In each case you can include <xsl:apply-templates> to continue selecting the children (whatever they may be) and finding the appropriate template.

<xsl:apply-templates> element is not limited to selecting element children, but can select other child nodes as well, including text. You can add a template to copy text children to the output.

<xsl:template match="text()"><xsl:value-of /></xsl:template>

This template for handling the text nodes is used quite often when processing XSL documents. In fact, the XSL Working Draft provides for this template to be among the templates built into the XSL language. While these built-in templates are not yet implemented in Microsoft® Internet Explorer 5, they can be added easily to style sheets that need them, as shown above. More on the built-in templates can be found at Simulating Built-in Templates.

When run against the Pole sample document, the templates above produce the following output:

<HTML>
  <HEAD>
    <TITLE>To the Pole and Back</TITLE>
  </HEAD>
  <BODY>
    <H1>To the Pole and Back</H1>
    <DIV>
      <H2>The First Day</H2>
      <P>It was the <I>best</I> of days, it was the
        <I>worst</I> of days.</P>
      <UL>
        <LI><I>best</I> in that the sun was out.</LI>
        <LI><I>worst</I> in that it was 39 degrees below zero.</LI>
      </UL>
      <DIV>
        <H2>Lunch Menu</H2>
        <UL>
          <LI>ice cream</LI>
          <LI>popsicles</LI>
        </list>
      </DIV>
    </DIV>
  </BODY>
</HTML>

By recursively processing the source document with <xsl:apply-templates>, this style sheet essentially converts the element types in the source XML to HTML element types.

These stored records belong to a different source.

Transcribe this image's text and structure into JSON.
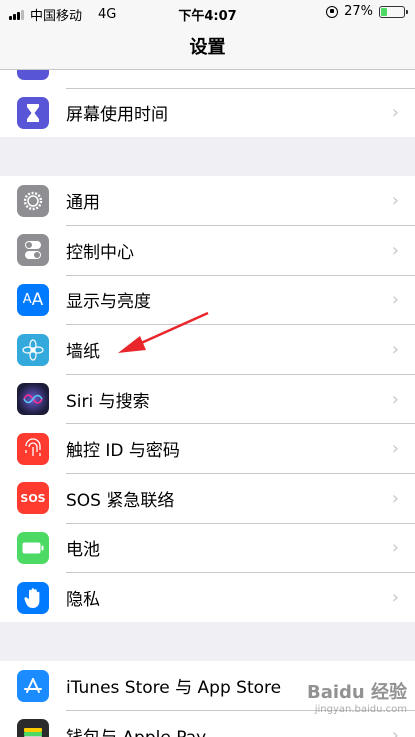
{
  "status": {
    "carrier": "中国移动",
    "network": "4G",
    "time": "下午4:07",
    "battery_percent": "27%",
    "battery_level": 0.27
  },
  "nav": {
    "title": "设置"
  },
  "groups": [
    {
      "items": [
        {
          "label": "",
          "icon": "purple-partial-icon",
          "color": "#5856d6"
        },
        {
          "label": "屏幕使用时间",
          "icon": "hourglass-icon",
          "color": "#5856d6"
        }
      ]
    },
    {
      "items": [
        {
          "label": "通用",
          "icon": "gear-icon",
          "color": "#8e8e93"
        },
        {
          "label": "控制中心",
          "icon": "toggles-icon",
          "color": "#8e8e93"
        },
        {
          "label": "显示与亮度",
          "icon": "text-size-icon",
          "color": "#007aff"
        },
        {
          "label": "墙纸",
          "icon": "flower-icon",
          "color": "#34aadc"
        },
        {
          "label": "Siri 与搜索",
          "icon": "siri-icon",
          "color": "#1c1c3a"
        },
        {
          "label": "触控 ID 与密码",
          "icon": "fingerprint-icon",
          "color": "#ff3b30"
        },
        {
          "label": "SOS 紧急联络",
          "icon": "sos-icon",
          "color": "#ff3b30",
          "icon_text": "SOS"
        },
        {
          "label": "电池",
          "icon": "battery-icon",
          "color": "#4cd964"
        },
        {
          "label": "隐私",
          "icon": "hand-icon",
          "color": "#007aff"
        }
      ]
    },
    {
      "items": [
        {
          "label": "iTunes Store 与 App Store",
          "icon": "app-store-icon",
          "color": "#1a8cff"
        },
        {
          "label": "钱包与 Apple Pay",
          "icon": "wallet-icon",
          "color": "#2b2b2b"
        }
      ]
    }
  ],
  "watermark": {
    "brand": "Baidu 经验",
    "url": "jingyan.baidu.com"
  }
}
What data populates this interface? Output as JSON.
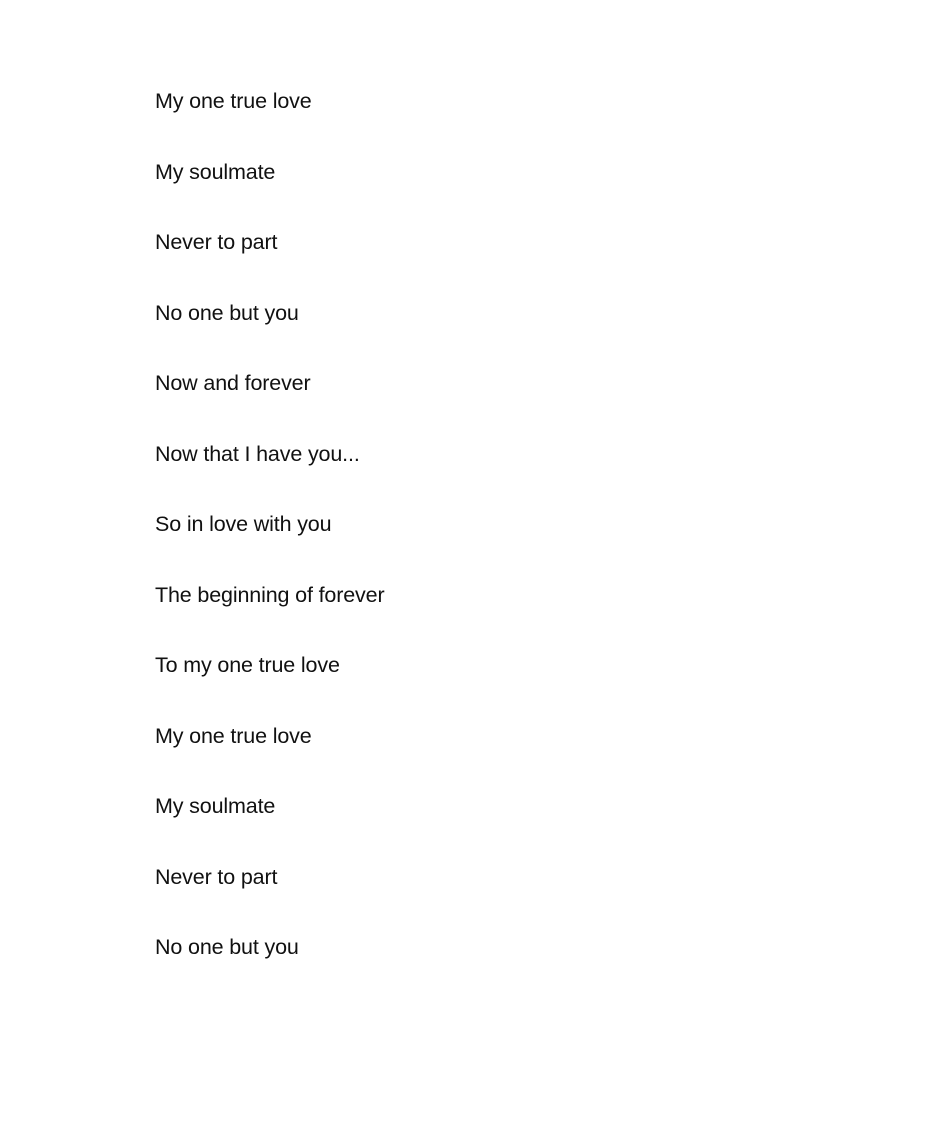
{
  "document": {
    "background_color": "#ffffff",
    "text_color": "#111111",
    "lines": [
      {
        "text": "My one true love"
      },
      {
        "text": "My soulmate"
      },
      {
        "text": "Never to part"
      },
      {
        "text": "No one but you"
      },
      {
        "text": "Now and forever"
      },
      {
        "text": "Now that I have you..."
      },
      {
        "text": "So in love with you"
      },
      {
        "text": "The beginning of forever"
      },
      {
        "text": "To my one true love"
      },
      {
        "text": "My one true love"
      },
      {
        "text": "My soulmate"
      },
      {
        "text": "Never to part"
      },
      {
        "text": "No one but you"
      }
    ]
  }
}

Even though this example is fairly trivial as far as documents go, you can already see some additional structural modifications occurring, notably the creation of the HEAD element and the duplication of the document title in both the H1 element and the TITLE element.

This collection of templates can be packaged into a style sheet file by placing them within an <xsl:stylesheet> element. The XSL namespace must be declared here.

The top-level template (or root template) needs to be marked as such by placing it within a template and giving it the special pattern / to indicate that this is the template for the document root. Here is the final complete style sheet.

<xsl:stylesheet xmlns:xsl="http://www.w3.org/TR/WD-xsl">
  <xsl:template match="/">
    <HTML>
      <HEAD>
        <TITLE><xsl:value-of select="document/title"/></TITLE>
      </HEAD>
      <BODY>
        <H1><xsl:value-of select="document/title"/></H1>
        <xsl:apply-templates select="document/section"/>
      </BODY>
    </HTML>
  </xsl:template>
  <xsl:template match="section">
    <DIV>
      <H2><xsl:value-of select="title"/></H2>
      <xsl:apply-templates />
    </DIV>
  </xsl:template>
  <xsl:template match="p">
    <P><xsl:apply-templates /></P>
  </xsl:template>
  <xsl:template match="list">
    <UL>
      <xsl:for-each select="item">
        <LI><xsl:apply-templates /></LI>
      </xsl:for-each>
    </UL>
  </xsl:template>
  <xsl:template match="emph">
    <I><xsl:apply-templates /></I>
  </xsl:template>  
  <xsl:template match="text()"><xsl:value-of /></xsl:template>
  
</xsl:stylesheet>

This example illustrates the data-driven model of XSL processing. For most of the structure of a document, you won't know what could be coming next. Instead you can create isolated templates for the types of nodes you expect to see in the output without too much consideration of their structure. In places where the structure is locally known, you can use <xsl:for-each> and <xsl:value-of> to populate the template. For instance, "list" and "item" elements appear in a regular and predictable structure. The ability to switch smoothly between data-driven and template-driven transformation is an important feature of XSL.